Explanation
The Weighted Average Cost of Capital (WACC) is calculated using the formula:
WACC=wd×rd×(1−t)+we×re
Where:
- wd = weight of debt = 25% = 0.25
- rd = before-tax cost of debt = 4% = 0.04
- t = marginal tax rate = 20% = 0.20
- we = weight of equity = 75% = 0.75
- re = cost of equity = 12% = 0.12
Step-by-step calculation:
-
After-tax cost of debt:
rd×(1−t)=0.04×(1−0.20)=0.04×0.80=0.032 or 3.2%
-
Weighted cost of debt:
wd×after-tax cost of debt=0.25×0.032=0.008 or 0.8%
-
Weighted cost of equity:
we×re=0.75×0.12=0.09 or 9.0%
-
Total WACC:
0.008+0.09=0.098 or 9.8%
Verification:
WACC=(0.25×0.04×0.80)+(0.75×0.12)
=(0.25×0.032)+0.09
=0.008+0.09=0.098=9.8%
Therefore, the correct answer is A. 9.80%.

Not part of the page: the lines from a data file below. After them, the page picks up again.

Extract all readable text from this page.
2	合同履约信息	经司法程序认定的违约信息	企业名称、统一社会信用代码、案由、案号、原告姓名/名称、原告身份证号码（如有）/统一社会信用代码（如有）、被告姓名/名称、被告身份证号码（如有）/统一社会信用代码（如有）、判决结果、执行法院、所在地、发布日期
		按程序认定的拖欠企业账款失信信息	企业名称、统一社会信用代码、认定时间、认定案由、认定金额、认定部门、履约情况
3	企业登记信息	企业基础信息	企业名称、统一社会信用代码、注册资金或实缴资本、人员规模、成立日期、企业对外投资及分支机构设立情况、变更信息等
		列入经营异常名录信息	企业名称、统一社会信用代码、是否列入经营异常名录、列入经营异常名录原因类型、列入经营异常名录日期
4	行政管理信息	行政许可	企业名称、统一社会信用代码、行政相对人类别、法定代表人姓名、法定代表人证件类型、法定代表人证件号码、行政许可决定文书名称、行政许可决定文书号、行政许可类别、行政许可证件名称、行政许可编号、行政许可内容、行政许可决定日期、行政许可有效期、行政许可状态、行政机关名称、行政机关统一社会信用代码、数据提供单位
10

Why other options are incorrect:
- B. 10.00%: This would be the result if you forgot to account for the tax shield on debt (i.e., used before-tax cost of debt without tax adjustment).
- C. 10.25%: This might result from incorrectly calculating the tax effect or using wrong weights.